Wondering if computer accessibility affects exactly what we remember, another one of the experiments was staged.

“If asked the question whether there are any countries with only one color in their flag, for example,” the researchers wrote, “do we think about flags — or immediately think to go online to find out?”

Dr. Sparrow said it “blew her mind” when she found participants were more likely to recall the folder where they saved the information rather than the actual information.

The study is looking at transactive memory — the notion that we rely on others as well as reference material to store information for us. For example, if your partner knows all about the Utah Jazz, you might be more likely to just ask them who is in the starting lineup rather than remember it yourself.

We still don’t know everything there is to know about the Internet’s effect on our memory, but other than our brain, it certainly is our major storage system for information. Your brain is your own personal “computer” or storage system and needs exercise just like the rest of your muscles. We store information in different parts of our memory. Your recent memory stores what you ate for lunch while your short-term memory stores the name of a person you met moments ago. Information stored in the remote or long-term memory includes things you experienced years ago, such as childhood memories.

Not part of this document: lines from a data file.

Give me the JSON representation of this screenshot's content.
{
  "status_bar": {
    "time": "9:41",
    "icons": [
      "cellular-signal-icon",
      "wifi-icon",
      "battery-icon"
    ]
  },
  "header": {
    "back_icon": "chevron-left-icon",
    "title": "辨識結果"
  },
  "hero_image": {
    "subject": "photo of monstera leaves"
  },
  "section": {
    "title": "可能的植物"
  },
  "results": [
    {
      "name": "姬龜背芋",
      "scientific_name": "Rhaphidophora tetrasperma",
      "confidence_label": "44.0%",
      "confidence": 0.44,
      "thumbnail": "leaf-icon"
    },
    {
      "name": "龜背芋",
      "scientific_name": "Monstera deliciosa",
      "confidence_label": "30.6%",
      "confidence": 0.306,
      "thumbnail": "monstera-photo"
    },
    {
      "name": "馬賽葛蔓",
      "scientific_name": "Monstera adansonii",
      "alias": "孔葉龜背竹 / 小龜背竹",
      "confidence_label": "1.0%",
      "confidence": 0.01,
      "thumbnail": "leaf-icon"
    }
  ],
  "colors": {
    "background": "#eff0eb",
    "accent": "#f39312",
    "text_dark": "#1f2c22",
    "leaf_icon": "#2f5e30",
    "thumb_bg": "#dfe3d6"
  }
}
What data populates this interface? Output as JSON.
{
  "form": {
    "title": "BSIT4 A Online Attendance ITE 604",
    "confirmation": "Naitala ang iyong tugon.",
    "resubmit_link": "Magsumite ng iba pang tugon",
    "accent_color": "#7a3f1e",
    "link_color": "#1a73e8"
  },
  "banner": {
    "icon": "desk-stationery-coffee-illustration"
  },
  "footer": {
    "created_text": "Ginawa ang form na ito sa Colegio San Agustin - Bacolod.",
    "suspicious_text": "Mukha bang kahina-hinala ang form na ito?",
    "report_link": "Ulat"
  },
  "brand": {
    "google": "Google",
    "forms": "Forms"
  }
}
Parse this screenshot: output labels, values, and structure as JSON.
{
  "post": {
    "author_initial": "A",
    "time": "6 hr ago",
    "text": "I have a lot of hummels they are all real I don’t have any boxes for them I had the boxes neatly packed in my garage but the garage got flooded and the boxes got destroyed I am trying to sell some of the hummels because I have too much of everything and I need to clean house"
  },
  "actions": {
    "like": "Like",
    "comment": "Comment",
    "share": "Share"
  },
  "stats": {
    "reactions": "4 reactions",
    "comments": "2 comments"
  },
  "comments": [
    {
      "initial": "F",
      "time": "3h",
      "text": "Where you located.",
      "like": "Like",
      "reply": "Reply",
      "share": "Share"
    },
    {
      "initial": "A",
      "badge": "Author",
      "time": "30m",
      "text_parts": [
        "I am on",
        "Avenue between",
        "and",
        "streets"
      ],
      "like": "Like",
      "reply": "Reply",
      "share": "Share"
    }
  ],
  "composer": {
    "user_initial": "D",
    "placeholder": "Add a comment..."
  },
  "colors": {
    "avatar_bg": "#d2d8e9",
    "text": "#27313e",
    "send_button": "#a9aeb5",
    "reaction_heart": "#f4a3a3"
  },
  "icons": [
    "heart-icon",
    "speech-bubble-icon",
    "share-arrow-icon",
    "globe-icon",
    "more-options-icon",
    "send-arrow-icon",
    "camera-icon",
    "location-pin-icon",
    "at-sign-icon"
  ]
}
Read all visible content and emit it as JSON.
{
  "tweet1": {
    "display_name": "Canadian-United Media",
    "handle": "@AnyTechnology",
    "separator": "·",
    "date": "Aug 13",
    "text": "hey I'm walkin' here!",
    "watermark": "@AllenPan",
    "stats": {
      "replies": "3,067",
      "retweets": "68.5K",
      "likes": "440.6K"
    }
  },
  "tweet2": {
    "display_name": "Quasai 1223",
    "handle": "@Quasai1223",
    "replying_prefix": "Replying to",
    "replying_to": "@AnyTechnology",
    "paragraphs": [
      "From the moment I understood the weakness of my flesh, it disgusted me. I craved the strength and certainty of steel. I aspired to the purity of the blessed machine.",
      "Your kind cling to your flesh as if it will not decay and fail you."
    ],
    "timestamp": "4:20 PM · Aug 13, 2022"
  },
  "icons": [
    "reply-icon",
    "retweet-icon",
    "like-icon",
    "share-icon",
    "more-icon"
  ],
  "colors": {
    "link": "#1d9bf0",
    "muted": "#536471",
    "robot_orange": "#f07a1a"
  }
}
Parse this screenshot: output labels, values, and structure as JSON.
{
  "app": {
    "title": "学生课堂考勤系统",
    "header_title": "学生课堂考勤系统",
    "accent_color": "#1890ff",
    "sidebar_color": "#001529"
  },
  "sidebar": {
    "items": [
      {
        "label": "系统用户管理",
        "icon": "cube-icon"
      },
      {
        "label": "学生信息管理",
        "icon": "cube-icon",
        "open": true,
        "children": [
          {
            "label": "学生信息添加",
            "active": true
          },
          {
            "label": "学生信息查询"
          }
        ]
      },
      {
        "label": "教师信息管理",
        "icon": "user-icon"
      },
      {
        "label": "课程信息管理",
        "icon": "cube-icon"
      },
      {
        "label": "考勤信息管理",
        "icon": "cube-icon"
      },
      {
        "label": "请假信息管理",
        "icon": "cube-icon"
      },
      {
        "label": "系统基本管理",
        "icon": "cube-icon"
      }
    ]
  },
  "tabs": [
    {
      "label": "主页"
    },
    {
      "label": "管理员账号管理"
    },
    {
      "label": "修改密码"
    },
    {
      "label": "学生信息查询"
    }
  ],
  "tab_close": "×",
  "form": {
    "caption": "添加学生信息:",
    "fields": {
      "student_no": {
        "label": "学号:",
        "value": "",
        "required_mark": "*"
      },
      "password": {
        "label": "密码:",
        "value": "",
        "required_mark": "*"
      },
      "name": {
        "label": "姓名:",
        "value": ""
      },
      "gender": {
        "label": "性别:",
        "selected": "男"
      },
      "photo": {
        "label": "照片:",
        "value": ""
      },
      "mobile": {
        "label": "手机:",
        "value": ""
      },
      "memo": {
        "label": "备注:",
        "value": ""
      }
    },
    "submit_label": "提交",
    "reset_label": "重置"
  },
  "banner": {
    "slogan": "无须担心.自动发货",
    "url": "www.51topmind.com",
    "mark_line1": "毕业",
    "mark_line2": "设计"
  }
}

As we age the production of chemicals needed to assist in brain cell function slow down so our memory may not be as sharp. Your recent memory is the first to be affected. You may forget the name of someone you just met or where you set your car keys. This can be a normal memory “glitch” and should not send you to the doctor asking about Alzheimer’s just yet.

Practicing your memory can help. Try writing down some trivia or information and then put it away. If you have to make a Post-It note to remind you where you have put it, that’s fine. In 48 hours see if you still “have it” in your head without looking at the paper you wrote it on. Then try to remember it again in a week. You can add to or change up the information on your paper to keep a steady practice going so you are continually accessing that part of your memory. Your memory will improve while you keep brain cells functioning, which reduces your chances for Alzheimer’s.